Don Fouad Twal ,Patriarca Latino de Jerusalém: Viemos de todas as partes do mundo para honrar a Virgem Santíssima; para reparar o seu Coração Imaculado e para consolar o Coração do seu amado Filho, Jesus Cristo Nosso Senhor.




Homilia - 13 de maio
2014-05-13




HOMILIA


13 de maio de 2014


Queridos Irmãos no Episcopado,

Queridos Irmãos e Irmãs em Cristo:


Que bem estamos aqui! Como nos sentimos bem, sentimo-nos como em Casa, junto a Maria Santíssima!


E como nos faz bem estarmos juntos, ajudando-nos com as nossas orações, imitando-nos uns aos outros com as nossas virtudes!


Agradeço de coração o gentil convite do Senhor Bispo, D. António Marto, e a todos os organizadores desta grande peregrinação!

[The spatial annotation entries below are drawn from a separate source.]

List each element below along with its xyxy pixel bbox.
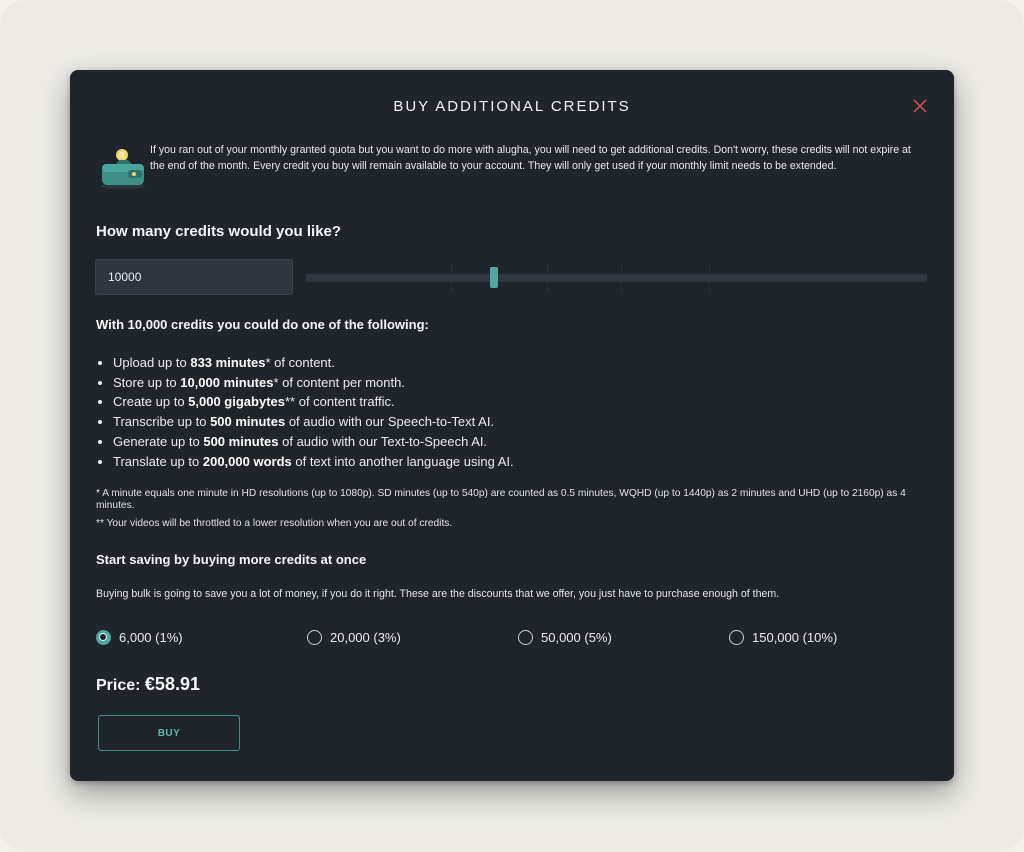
credits-question: How many credits would you like? xyxy=(96,223,342,240)
radio-button[interactable] xyxy=(307,629,322,645)
buy-button[interactable]: BUY xyxy=(98,715,240,751)
price-amount: €58.91 xyxy=(144,674,200,694)
price: Price: €58.91 xyxy=(96,674,200,695)
benefits-heading: With 10,000 credits you could do one of … xyxy=(96,317,429,332)
modal-title: BUY ADDITIONAL CREDITS xyxy=(393,98,631,115)
radio-label: 20,000 (3%) xyxy=(330,629,401,645)
bulk-description: Buying bulk is going to save you a lot o… xyxy=(96,588,780,600)
radio-button[interactable] xyxy=(518,629,533,645)
radio-button[interactable] xyxy=(729,629,744,645)
list-item: Store up to 10,000 minutes* of content p… xyxy=(113,373,514,393)
bulk-option-20000[interactable]: 20,000 (3%) xyxy=(307,627,401,647)
close-icon[interactable] xyxy=(912,98,928,114)
wallet-with-coin-icon xyxy=(101,149,145,189)
list-item: Transcribe up to 500 minutes of audio wi… xyxy=(113,412,514,432)
footnote-throttle: ** Your videos will be throttled to a lo… xyxy=(96,518,453,529)
credits-slider[interactable] xyxy=(306,265,927,293)
page-background: BUY ADDITIONAL CREDITS If you ran out of… xyxy=(0,0,1024,852)
credits-amount-input[interactable] xyxy=(95,259,293,295)
radio-label: 6,000 (1%) xyxy=(119,629,183,645)
bulk-heading: Start saving by buying more credits at o… xyxy=(96,552,367,567)
footnote-minutes: * A minute equals one minute in HD resol… xyxy=(96,488,906,511)
radio-button[interactable] xyxy=(96,629,111,645)
bulk-option-150000[interactable]: 150,000 (10%) xyxy=(729,627,837,647)
list-item: Create up to 5,000 gigabytes** of conten… xyxy=(113,392,514,412)
radio-label: 150,000 (10%) xyxy=(752,629,838,645)
list-item: Translate up to 200,000 words of text in… xyxy=(113,452,514,472)
list-item: Generate up to 500 minutes of audio with… xyxy=(113,432,514,452)
buy-credits-modal: BUY ADDITIONAL CREDITS If you ran out of… xyxy=(70,70,954,781)
slider-thumb[interactable] xyxy=(489,267,498,288)
list-item: Upload up to 833 minutes* of content. xyxy=(113,353,514,373)
bulk-option-6000[interactable]: 6,000 (1%) xyxy=(96,627,183,647)
radio-label: 50,000 (5%) xyxy=(541,629,612,645)
price-label: Price: xyxy=(96,677,145,694)
bulk-option-50000[interactable]: 50,000 (5%) xyxy=(518,627,612,647)
intro-text: If you ran out of your monthly granted q… xyxy=(150,144,911,172)
slider-track xyxy=(306,274,927,282)
benefits-list: Upload up to 833 minutes* of content. St… xyxy=(96,353,514,471)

Viemos de todas as partes do mundo para honrar a Virgem Santíssima; para reparar o seu Coração Imaculado e para consolar o Coração do seu amado Filho, Jesus Cristo Nosso Senhor.


1. Fatima. Um mistério de amor, de inocência, de santidade.

Faz-nos bem vir a Fátima. Recorda-nos, entre outras coisas, que quando Deus opera escolhe gente simples, lugares simples, linguagem simples.


Assim fez no início da Redenção: quando elegeu Maria Santíssima, São José, os Pastores…


Assim fez ao eleger a pobre casa de Nazaré, a manjedoura de Belém… o caminho do desterro.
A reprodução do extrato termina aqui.